Experience

Milk River and A Vision Quest

Milk River and A Vision Quest

What are your favourite summer outdoor activities? What's your dream adventure? What are your goals for this year? You can have outdoor adventures and travel with a purpose wherever you go'.

My goals this summer include improving my solo canoeing skills, exploring my spirituality, enjoying wild beautiful places in Alberta and raising money for conservation through the BIG WILD (www.bigwild.org)

The first in a series of trips I am planning happened in late June / early July. I embarked on a week and a half adventure including three days of canoeing on the Milk River in Southern Alberta and a four-day Vision Quest in Kananaskis Country, facilitated by a Cree Elder.

The canoe trip was simply majestic ' prairie rivers are so pretty and so different from mountain rivers. We canoed through sandstone cliffs, saw hawks, swallows, rattle snakes and petroglyphs, many kinds of cactus and grasses and flowers, oh yes, and cows. We ended on Writing On Stone Provincial Park and I camped and hiked in the massive hoodoos and cliffs by myself in the evening. I felt how sacred this place was to the aboriginals who visited it for vision quests for millennia. I prayed to the Great Spirit for a good and safe vision quest to come. The Creator answered with a massive thunder and lightning storm that night.

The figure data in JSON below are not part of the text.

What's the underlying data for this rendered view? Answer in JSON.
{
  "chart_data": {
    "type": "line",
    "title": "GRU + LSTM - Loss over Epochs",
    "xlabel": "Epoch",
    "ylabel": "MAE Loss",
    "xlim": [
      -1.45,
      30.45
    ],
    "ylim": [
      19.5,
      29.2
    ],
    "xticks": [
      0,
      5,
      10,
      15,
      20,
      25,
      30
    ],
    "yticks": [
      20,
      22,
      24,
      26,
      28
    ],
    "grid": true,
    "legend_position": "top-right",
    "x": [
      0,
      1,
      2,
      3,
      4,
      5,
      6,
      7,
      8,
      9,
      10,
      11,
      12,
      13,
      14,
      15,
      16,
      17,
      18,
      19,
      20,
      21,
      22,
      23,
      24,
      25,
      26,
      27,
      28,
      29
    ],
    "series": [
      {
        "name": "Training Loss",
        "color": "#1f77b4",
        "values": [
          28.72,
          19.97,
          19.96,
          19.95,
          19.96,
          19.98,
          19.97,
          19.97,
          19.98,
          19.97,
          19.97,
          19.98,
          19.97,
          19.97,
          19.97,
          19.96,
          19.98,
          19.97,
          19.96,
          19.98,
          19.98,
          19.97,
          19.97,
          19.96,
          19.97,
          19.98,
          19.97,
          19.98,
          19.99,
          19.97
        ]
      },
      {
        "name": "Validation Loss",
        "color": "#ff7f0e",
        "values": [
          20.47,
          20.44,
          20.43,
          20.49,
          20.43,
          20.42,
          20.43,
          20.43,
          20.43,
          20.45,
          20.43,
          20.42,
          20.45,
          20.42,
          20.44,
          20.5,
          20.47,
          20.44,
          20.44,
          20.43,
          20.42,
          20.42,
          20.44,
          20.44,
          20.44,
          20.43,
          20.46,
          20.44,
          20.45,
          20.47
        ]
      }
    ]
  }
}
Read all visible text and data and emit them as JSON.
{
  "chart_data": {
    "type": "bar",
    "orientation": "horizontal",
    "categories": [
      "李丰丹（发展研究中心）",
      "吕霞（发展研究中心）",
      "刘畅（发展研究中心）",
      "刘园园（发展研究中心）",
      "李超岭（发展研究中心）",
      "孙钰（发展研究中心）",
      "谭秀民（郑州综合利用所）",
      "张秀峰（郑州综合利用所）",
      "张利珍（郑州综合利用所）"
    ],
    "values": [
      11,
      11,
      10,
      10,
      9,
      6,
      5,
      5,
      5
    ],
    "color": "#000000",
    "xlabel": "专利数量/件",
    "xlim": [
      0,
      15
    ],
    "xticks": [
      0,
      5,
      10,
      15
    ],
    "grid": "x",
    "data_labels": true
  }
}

I drove to Kananaskis Country July 1 and settled into the Porcupine Group Camp where our small group of vision questers were to spend the next five days. A vision quest, for those who may not know, is practiced by many cultures in the world, including the aboriginal nation here, typically as a rite of passage or to mark a transition in life: the death of some part of you or your life, and making space for something new. I have wanted to do one for a long time and the opportunity came up exactly when I needed it! The vision quest is usually four days in the wilderness, without food or water, or other basic amenities; however, we were allowed a tarp and sleeping bag.

Our group participated in a sweat lodge to prepare for the vision quest. It was a very powerful experience, since when we entered it was sunny but while we were inside, a great thunder and lightning storm came over us and was so loud, we couldn't hear each other. When we left the sweat lodge, the storm had passed and the whole world was dripping. Once you have exit the sweat lodge you are in 'spirit world' and without speaking to each other, each of us went to our spots in the wilderness, marked by a circle made out of prayer ties. My spot was about one kilometre from the group camp, beside the river, where it forked. In the fork was a log jam and in the log jam was a yellow boat. In a vision quest, you are not supposed to be able to see another human being or man-made object. The boat was the exception for me, as I chose to view it as a sign that this was my spot! (after all, I love to paddle) and besides, if after four days, the boat was still there, I was going to haul it out of the river and take it home.

The vision quest itself was truly an exploration of the wilderness within. I spent four three nights in the 14' diameter circle, sitting, lying, standing, drumming, thinking and just 'being'. I did receive visions and messages (and surprisingly ' they had nothing to do with food or drink). I felt no hunger or thirst. I was in awe at the magic of nature all around me. I was visited by a hawk, a young male moose, a spirit bear and a butterfly and they all had different messages for me that will guide me in the next chapter of my life.

Upon return on the fourth day, I participated in another sweat lodge, which symbolizes coming back to 'reality' from the spirit world. It was great to spend time at camp with others sharing our stories and exploring their meanings. We also discovered a hummingbird nest! I got to see baby hummingbirds.